Do you share an email address with your significant other? When I first got the Internet my girlfriend asked me for my address. When I told her Paul and I were just using the same one, she seemed disappointed. I told her he wouldn’t ever use it anyway so what difference would it make? I had no secrets to keep so I didn’t feel like I needed my own.
What I failed to realize was when she wanted to write to me, she didn’t necessarily want my husband reading what she wrote. She told me she wanted to write to “me.” She asked me if he would open mail delivered to my house that was addressed to me and I said of course not. She then said, “right, so why don’t you just get your own email?” It would be the same thing.
Once she put it like that, I did agree that mail written to me, was personal. It wasn’t that I had anything to keep from my husband but I was not giving my friends or family a way to write to me that was private just for me. If my friend is ticked at her husband and needs to vent to me, she doesn’t need or want my husband reading it. If she’s having a problem, she doesn’t need the whole world or all her friends husbands knowing and reading about it. I guess the same goes to anyone that just needs to vent, they want to do it to the person they are writing to and not that persons spouse also.

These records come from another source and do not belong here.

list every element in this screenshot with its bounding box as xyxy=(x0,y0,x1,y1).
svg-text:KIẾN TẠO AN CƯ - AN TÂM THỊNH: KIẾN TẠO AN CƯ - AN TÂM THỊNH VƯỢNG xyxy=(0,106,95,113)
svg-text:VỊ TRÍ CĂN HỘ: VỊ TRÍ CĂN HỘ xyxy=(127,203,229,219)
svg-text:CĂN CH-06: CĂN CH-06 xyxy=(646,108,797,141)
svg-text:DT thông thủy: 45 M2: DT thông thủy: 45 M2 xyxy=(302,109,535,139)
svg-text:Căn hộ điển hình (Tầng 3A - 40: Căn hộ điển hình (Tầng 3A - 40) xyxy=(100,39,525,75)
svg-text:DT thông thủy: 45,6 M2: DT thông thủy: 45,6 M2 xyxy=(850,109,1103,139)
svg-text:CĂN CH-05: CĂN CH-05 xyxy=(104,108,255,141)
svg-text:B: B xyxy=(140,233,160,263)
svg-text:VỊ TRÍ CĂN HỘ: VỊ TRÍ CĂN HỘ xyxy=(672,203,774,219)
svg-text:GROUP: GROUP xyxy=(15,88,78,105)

I do know a few people who are always “watched” by their spouse and have had to “sneak” a separate email that their spouse doesn’t even know about just because it caused problems. Personally, I find that’s a problem in itself. But, that’s just my opinion. So, I do have my own email address but it’s not private by any means. My husband I guess just doesn’t care about my little personal drama’s and if someone writes to us both, I print it out for him. We use my email address for everything, he just doesn’t write to anyone so it’s easier for me to keep track of things. I’ll go one step further and bet he doesn’t even know what his email address is or how to get to or check mine.
So I’m wondering if everyone has their own email address and why.